В русской летописи Карамзину открывался мир с непривычными и во многом непонятными для «просвещенного» разума философскими и этическими измерениями, но понять эту непростую логику летописца историк был обязан. Две системы мысли неизбежно приходили в соприкосновение, и Карамзин, сознавая это, с самого начала допустил два самостоятельных и самоценных повествовательных принципа: «летописный», предполагающий наивный и простодушный взгляд на вещи, и собственно исторический, как бы комментирующий «летописный». Приводя, например, в первом томе рассказ летописца о «мести и хитростях ольгиных», Карамзин одновременно поясняет, почему он, историк, повторил «несторовы простые сказания». «Летописец, – говорит Карамзин, – сообщает нам многие подробности, отчасти не согласные ни с вероятностями рассудка, ни с важностию истории… но как истинное происшествие должно быть их основанием, и самые басни древние любопытны для ума внимательного, изображая обычаи и дух времени, то мы повторим несторовы простые сказания…» (1, 160). Далее следует пересказ легенды, выдержанный в исключительно точной поэтической тональности. Таких «пересказов» в первых томах немало, и в них обращает на себя внимание поразительная эстетическая чуткость историка: довольно скупые данные летописи под его пером обретают пластические очертания. Так, в рассказе о «хитростях Ольги» перед нами предельно близкий к летописному образ коварной жены убитого князя, задумавшей жестокую месть древлянам. На простодушное приглашение древлянских послов стать женой их князя «Ольга с ласкою ответствовала: „Мне приятна речь ваша. Уже не могу воскресить супруга. Завтра окажу вам всю должную честь. Теперь возвратитесь в ладию свою, и когда люди мои придут за вами, велите им нести себя на руках…“. Между тем Ольга приказала на дворе теремном ископать глубокую яму и на другой день звать послов» (1, 161). Карамзин не стилизует свой «пересказ» под летопись, но стремится максимально объективировать тот взгляд на вещи, который явственно выступает в повествовании древнего летописца. И читателя своего Карамзин хотел бы научить воспринимать прошлое во всей простоте и безыскусности древних представлений: «Мы должны судить о героях истории по обычаям и нравам их времени» (1, 164).
По мере работы над «Историей» Карамзин все более внимательно всматривается в образно-стилистическую структуру древнерусского памятника, будь то летопись или «Слово о полку Игореве», отрывки из которого он перевел в третьем томе. В свое повествование он искусно вкрапляет летописные образные выражения, придавая тем самым особую окраску и своей авторской интонации.

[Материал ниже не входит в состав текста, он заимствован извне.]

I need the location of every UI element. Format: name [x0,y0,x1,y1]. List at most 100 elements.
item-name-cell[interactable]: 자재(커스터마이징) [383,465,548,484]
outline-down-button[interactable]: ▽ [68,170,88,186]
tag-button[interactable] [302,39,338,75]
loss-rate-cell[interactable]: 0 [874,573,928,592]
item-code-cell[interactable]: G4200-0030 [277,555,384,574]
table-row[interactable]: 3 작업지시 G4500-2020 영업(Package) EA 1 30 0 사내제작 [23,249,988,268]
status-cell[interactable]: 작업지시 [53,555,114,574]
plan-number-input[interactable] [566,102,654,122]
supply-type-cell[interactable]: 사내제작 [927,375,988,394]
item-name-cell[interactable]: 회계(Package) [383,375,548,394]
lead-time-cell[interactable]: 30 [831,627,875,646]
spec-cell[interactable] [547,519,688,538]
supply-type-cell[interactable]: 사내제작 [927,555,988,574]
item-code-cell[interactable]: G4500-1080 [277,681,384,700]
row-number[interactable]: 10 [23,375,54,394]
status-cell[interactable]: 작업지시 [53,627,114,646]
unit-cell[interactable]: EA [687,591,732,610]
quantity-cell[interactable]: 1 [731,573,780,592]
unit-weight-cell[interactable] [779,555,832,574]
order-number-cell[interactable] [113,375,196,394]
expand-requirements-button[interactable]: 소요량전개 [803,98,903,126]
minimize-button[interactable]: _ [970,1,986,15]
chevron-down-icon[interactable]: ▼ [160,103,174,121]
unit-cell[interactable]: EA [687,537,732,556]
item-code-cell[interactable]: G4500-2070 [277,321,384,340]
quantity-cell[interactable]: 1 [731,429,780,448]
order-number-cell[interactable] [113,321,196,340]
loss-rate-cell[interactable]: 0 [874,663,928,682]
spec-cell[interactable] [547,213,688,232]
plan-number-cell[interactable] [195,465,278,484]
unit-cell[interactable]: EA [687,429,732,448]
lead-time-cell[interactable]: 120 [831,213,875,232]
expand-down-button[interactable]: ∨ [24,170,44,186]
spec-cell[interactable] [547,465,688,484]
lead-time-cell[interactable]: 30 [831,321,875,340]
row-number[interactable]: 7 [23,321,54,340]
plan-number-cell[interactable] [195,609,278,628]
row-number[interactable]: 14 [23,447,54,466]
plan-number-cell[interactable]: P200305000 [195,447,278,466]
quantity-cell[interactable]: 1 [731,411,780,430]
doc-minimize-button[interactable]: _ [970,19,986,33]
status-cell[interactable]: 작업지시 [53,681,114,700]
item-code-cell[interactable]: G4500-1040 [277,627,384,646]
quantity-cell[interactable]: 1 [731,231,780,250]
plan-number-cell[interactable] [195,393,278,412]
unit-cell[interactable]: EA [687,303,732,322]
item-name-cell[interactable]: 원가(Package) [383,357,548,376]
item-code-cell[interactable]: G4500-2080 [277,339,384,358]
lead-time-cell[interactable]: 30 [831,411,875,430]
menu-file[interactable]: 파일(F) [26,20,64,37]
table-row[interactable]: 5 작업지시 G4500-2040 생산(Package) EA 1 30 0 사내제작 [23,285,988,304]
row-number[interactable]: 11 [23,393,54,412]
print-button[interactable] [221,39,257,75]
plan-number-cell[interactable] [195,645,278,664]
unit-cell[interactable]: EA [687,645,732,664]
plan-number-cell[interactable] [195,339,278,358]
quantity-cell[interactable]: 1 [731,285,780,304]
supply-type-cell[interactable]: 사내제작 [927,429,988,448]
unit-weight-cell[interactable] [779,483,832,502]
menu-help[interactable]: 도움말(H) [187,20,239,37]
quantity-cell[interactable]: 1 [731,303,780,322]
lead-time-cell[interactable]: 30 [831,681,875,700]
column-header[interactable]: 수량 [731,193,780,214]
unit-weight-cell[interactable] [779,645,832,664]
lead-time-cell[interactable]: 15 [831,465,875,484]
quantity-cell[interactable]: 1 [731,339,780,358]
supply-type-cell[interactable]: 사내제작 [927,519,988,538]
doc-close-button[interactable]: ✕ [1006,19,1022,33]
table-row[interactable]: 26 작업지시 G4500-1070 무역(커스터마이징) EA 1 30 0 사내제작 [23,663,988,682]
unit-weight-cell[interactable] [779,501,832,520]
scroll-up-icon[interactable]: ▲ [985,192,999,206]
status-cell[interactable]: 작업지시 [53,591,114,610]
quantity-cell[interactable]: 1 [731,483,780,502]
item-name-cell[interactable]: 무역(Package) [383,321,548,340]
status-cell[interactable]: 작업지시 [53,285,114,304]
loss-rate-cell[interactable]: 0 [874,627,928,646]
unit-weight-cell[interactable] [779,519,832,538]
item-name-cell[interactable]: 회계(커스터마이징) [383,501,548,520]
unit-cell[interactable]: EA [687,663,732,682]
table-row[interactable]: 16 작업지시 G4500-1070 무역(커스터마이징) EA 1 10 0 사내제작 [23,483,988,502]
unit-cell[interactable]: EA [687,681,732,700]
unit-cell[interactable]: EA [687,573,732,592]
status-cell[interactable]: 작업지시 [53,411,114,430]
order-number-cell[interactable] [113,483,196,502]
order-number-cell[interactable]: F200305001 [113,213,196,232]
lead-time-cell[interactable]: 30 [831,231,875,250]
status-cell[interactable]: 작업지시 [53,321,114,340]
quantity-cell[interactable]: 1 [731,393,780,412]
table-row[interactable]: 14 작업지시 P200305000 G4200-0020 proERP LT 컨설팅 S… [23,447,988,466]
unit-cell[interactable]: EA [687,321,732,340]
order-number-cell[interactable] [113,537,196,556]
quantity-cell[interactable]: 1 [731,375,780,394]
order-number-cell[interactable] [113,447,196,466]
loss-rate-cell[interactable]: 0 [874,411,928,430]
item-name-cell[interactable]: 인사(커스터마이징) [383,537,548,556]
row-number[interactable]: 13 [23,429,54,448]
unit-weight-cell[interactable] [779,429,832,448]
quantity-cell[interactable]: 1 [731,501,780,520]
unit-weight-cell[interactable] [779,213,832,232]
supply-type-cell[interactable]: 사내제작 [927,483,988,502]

Один из самых строгих критиков Карамзина, декабрист Н. И. Тургенев, записывал в дневнике: «Я читаю третий том Истории Карамзина. Чувствую неизъяснимую прелесть в чтении. Некоторые происшествия, как молния проникая в сердце, роднят с русскими древнего времени…».[99]
От тома к тому Карамзин усложнял свою задачу: он пытается передать и общий колорит эпохи, найти связующую нить событий прошлого и в то же время «изъяснить» характеры людей, тем более что круг источников становился обширнее, являлась возможность выбора той или иной трактовки. Карамзина увлекала возможность уже не просто констатировать поступки исторических героев, но психологически обосновать те или иные их действия. Именно под этим углом зрения создавались Карамзиным наиболее художественно полнокровные характеры его «Истории» – Василия III, Ивана Грозного, Бориса Годунова. Примечательно, что, создавая последние тома, Карамзин внутренне соотносил свои методы и задачи с теми принципами, которые воплощал в это же время в своих исторических романах Вальтер Скотт. Конечно, Карамзин не собирался превращать «Историю государства Российского» в роман, но это сближение было правомерно: и в романах Вальтера Скотта, и в «Истории» Карамзина вырабатывалось новое качество художественного мышления – историзм.
Обогащенный опытом многолетнего общения с историческими источниками, Карамзин переходит к изображению сложнейшей исторической эпохи – так называемого Смутного времени, стремясь раскрыть ее главным образом сквозь призму характера Бориса Годунова.